Tou Thao, J. Alexander Kueng, and Thomas Lane were charged with depriving Floyd of his right to medical care when Officer Derek Chauvin pressed his knee into the 46-year-old Black man’s neck for more than nine minutes as he was handcuffed and face down on the street on May 25, 2020.

Thao and Lane also were charged with failing to intervene to stop Chauvin.

The videotaped killing sparked protests around the globe as part of reckoning over racial injustice and police violence. Chauvin was convicted of murder last year in state court and pleaded guilty in December in the federal case.

Kueng knelt on Floyd’s back, Lane held his legs and Thao kept bystanders back.

Kueng and Lane both said they deferred to Chauvin as the senior officer at the scene. Thao testified that he relied on the other officers to care for Floyd’s medical needs as his attention was elsewhere.

Conviction of a federal civil rights violation that results in death is punishable by life in prison or even death, but such sentences are extremely rare. The former officers will remain free on bond pending sentencing.

During the monthlong trial, prosecutors sought to show that the officers violated their training, including when they failed to move Floyd or give him CPR. Prosecutors argued that Floyd’s condition was so serious that even bystanders without basic medical training could see he needed help.

The defence said the officers’ training was inadequate and that they had deferred to Chauvin as the senior officer at the scene.

Prosecutors told jurors during closing arguments that the three officers “chose to do nothing” as Chauvin squeezed the life out of Floyd. Defence attorneys countered that the officers were too inexperienced, were not trained properly and did not willfully violate Floyd’s rights.

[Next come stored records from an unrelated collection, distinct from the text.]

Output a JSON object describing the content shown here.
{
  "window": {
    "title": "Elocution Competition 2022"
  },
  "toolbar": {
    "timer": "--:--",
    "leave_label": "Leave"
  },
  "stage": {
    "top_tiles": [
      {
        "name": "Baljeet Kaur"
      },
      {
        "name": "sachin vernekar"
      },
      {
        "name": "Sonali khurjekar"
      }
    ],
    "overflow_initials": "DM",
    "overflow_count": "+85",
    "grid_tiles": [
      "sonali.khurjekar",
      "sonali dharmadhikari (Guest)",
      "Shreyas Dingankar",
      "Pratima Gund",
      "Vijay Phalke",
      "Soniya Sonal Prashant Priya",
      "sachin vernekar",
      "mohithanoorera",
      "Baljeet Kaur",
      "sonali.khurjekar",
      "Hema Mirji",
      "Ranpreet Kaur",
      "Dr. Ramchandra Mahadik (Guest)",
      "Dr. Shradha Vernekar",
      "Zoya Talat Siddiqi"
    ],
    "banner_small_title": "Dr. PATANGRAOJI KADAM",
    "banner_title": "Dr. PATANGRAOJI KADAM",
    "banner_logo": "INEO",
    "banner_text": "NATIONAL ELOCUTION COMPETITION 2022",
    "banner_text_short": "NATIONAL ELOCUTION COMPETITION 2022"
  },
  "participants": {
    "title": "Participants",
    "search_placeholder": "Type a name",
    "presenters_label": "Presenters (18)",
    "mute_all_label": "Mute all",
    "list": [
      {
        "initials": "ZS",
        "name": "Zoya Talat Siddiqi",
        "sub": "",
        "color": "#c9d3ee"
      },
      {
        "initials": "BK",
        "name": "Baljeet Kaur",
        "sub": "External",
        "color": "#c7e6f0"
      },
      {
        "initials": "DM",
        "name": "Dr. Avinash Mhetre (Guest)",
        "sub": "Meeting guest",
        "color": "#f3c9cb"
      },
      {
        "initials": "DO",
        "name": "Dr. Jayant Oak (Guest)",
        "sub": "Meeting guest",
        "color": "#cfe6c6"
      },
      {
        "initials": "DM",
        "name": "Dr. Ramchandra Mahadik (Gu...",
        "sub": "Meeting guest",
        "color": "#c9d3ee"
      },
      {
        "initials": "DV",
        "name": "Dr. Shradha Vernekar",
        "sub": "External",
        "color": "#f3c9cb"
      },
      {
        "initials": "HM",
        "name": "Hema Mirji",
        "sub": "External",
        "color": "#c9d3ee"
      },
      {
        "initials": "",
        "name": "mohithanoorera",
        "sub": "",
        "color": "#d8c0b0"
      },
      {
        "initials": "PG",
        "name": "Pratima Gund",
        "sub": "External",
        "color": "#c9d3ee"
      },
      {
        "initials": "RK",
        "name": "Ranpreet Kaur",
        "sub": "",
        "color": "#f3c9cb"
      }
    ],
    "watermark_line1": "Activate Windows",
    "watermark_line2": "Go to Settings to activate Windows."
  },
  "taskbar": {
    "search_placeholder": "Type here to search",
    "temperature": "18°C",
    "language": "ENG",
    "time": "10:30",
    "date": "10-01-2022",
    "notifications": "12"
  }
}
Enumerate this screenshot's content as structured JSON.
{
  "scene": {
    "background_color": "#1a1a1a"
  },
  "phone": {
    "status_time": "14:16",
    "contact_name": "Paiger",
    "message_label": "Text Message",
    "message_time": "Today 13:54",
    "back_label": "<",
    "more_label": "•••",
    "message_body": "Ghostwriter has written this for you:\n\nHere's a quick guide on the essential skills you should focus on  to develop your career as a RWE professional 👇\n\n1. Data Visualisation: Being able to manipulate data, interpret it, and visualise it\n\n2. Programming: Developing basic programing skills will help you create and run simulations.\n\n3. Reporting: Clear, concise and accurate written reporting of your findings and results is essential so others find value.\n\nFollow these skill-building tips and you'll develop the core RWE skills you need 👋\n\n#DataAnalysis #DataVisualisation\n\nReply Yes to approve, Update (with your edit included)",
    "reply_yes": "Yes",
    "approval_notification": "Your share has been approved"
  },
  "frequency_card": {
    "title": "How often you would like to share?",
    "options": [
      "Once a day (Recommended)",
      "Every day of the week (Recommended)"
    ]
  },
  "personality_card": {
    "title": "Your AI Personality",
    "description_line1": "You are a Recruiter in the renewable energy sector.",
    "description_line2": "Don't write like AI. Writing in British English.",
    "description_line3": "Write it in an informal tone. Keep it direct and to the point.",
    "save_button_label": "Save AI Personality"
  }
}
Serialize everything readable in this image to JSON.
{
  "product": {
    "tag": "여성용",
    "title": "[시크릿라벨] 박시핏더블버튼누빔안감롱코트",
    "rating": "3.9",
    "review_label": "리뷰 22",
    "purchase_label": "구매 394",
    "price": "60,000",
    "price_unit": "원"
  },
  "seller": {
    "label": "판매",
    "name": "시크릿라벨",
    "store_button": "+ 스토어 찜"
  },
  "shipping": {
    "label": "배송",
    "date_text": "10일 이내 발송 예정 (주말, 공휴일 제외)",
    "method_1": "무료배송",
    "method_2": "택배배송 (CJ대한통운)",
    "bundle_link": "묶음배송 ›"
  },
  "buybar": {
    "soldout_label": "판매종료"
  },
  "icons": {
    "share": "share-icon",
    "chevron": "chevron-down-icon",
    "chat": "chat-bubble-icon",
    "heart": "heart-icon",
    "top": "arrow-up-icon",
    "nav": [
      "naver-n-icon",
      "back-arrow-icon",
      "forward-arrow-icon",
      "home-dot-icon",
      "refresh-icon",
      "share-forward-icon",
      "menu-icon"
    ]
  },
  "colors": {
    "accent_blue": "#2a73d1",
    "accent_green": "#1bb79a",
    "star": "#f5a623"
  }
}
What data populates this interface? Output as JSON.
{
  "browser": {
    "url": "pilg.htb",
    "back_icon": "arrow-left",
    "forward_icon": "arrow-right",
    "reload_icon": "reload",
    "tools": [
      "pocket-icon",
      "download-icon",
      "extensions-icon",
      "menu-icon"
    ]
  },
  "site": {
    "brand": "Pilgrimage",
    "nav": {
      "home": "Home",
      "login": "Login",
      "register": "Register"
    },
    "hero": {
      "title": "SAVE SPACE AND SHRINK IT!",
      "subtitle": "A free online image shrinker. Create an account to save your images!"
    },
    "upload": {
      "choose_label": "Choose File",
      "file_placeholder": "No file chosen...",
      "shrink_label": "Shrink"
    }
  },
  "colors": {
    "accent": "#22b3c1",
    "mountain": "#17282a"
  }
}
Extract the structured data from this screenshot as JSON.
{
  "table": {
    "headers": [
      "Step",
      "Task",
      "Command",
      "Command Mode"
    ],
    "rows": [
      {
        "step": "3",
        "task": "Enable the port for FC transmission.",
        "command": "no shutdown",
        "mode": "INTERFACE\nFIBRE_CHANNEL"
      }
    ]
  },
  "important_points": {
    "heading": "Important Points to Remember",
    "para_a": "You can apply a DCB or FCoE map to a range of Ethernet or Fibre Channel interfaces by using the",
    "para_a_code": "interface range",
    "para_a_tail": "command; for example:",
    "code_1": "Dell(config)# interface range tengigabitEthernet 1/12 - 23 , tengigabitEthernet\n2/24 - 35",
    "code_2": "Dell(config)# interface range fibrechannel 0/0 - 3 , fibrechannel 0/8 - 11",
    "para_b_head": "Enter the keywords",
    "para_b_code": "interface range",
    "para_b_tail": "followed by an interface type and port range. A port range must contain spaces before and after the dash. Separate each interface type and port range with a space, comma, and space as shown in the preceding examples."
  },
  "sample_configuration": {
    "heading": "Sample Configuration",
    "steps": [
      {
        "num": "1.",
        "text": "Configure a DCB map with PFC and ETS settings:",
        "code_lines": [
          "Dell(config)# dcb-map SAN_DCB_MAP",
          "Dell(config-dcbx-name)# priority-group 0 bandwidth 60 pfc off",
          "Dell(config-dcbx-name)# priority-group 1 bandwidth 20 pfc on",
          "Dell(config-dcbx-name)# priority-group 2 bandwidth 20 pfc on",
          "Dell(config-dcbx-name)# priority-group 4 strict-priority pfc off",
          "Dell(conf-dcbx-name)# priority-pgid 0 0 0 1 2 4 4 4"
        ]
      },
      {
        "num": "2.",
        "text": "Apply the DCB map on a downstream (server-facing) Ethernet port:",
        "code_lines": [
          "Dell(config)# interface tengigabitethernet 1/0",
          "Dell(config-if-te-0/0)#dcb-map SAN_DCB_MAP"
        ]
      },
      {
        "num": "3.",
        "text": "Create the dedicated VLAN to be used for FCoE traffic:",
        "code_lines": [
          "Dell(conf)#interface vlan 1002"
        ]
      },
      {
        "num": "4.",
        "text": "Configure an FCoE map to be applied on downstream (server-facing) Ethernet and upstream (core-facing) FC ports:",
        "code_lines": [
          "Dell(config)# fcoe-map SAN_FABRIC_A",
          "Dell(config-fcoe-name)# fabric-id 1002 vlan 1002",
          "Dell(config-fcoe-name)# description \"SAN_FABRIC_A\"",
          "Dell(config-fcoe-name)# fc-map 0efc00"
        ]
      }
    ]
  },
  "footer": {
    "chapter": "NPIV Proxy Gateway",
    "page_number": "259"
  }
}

A handful of protesters stood outside the court on Thursday morning holding large signs, including one mocking the officers that said, “If I only had a brain, a heart, the nerve.” It was decorated with pictures of the Scarecrow, Tin Man and Cowardly Lion from The Wizard of Oz.

Chauvin and Thao went to the scene to help rookies Kueng and Lane after they responded to a call that Floyd used a counterfeit $20 bill at a corner store. Floyd struggled with officers as they tried to put him in a police SUV.

The jurors were allowed to watch videos from the scene and view other evidence as much as they wanted during deliberations.

Lane, Kueng and Thao also face a separate trial in June on state charges alleging that they aided and abetted murder and manslaughter.

Lawyers for Floyd’s family welcomed the convictions, calling the outcome of the trial “another important chapter” in the quest to ensure justice for the 2020 murder.

“Nothing will bring George Floyd back to his loved ones, but with these verdicts, we hope that the ignorance and indifference toward human life shown by these officers will be erased from our nation’s police departments, so no other family has to experience a loss like this,” the lawyers said in a statement.